Saudi Arabia's considerable prestige is on the line at the 12th all-Arab summit taking place this week among the bougainvillea and palm gardens of Morocco's ancient city of Fez.
The Saudis are negotiating intensely behind the scenes to win support for their Mideast peace plan, the central issue at the summit, so that it can be placed on the agenda for consideration. If the plan is accepted, and eventually adopted, it appears likely to carry some amendments to appease the more radical Arab heads of state.
The key provision of the plan calls for Israel to withdraw from land it captured in 1967 and implies that Israel's existence will be recognized in return by the Arab states.
It would be a historic first if the often-quarrelsome Arab League members agree on a joint Mideast strategy - and a stunning success for the Saudis, who are riding the crest of a year's worth of diplomatic achievement. So far the Saudis:
* Diffused Syrian-Jordanian border tension exactly one year ago.
* Cooled the infighting in Lebanon.
* Helped negotiate an indirect cease-fire between Israel and the PLO.

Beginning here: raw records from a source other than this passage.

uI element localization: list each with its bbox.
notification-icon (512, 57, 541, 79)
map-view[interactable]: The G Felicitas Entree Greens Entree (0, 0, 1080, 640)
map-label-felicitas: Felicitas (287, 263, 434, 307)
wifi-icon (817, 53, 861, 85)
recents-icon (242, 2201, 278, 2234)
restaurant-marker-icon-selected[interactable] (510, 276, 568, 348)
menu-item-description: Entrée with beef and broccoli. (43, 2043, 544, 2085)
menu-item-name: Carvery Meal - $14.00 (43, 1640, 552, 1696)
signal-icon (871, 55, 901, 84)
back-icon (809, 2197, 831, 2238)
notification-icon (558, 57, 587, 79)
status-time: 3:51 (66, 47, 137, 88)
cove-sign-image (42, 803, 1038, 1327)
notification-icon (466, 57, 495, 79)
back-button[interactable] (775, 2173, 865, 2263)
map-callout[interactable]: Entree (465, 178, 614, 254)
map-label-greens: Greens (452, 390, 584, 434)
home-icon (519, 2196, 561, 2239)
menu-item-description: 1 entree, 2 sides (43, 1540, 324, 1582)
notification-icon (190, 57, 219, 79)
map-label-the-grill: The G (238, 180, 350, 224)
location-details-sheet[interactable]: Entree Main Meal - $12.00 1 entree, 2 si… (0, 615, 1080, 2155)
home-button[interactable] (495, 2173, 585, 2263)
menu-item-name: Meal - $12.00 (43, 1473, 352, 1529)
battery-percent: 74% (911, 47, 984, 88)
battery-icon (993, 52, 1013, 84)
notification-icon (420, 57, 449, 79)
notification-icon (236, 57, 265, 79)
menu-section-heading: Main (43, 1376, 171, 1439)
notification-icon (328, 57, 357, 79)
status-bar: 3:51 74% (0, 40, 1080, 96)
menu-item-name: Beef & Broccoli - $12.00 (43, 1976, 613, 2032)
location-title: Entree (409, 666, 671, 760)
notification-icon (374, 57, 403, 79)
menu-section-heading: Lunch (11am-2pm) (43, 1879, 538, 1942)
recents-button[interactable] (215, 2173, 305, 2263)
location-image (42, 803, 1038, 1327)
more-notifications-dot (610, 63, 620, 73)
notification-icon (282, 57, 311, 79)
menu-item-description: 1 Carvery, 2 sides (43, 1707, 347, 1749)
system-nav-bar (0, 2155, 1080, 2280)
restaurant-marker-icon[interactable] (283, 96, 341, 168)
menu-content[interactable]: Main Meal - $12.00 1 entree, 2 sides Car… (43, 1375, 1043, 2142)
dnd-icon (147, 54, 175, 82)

* Lined up the Organization of Petroleum Exporting Countries (OPEC) behind Saudi price policy.
* Indirectly won a tough US congressional fight recently over the sale of AWACS surveillance planes and other military equipment to the desert kingdom.
''I tell you,'' says a veteran Arab commentator, ''if the Saudis win the (Crown Prince) Fahd plan, there will be no doubt Saudi Arabia is the leader'' of the Arab world.
But Arab diplomacy can be as confounding as the streets of Fez's celebrated medina, by far the most intricate and colorful in the Arab world. Though the Saudis are in a strong position going into the Nov. 25 opening of the Arab summit, a meeting among foreign ministers, now in progress, is revealing equally strong Arab opposition:
1. Iraq is known to be upset that the Saudis are bidding for the leadership of the Arab world. Since Egypt was ostracized for its peace treaty with Israel, Iraq itself has aspired to this role. But the war with Iran has tied down Iraq's resources and political flexibility. Informed observers say Iraq could cause problems for the Saudi peace plan.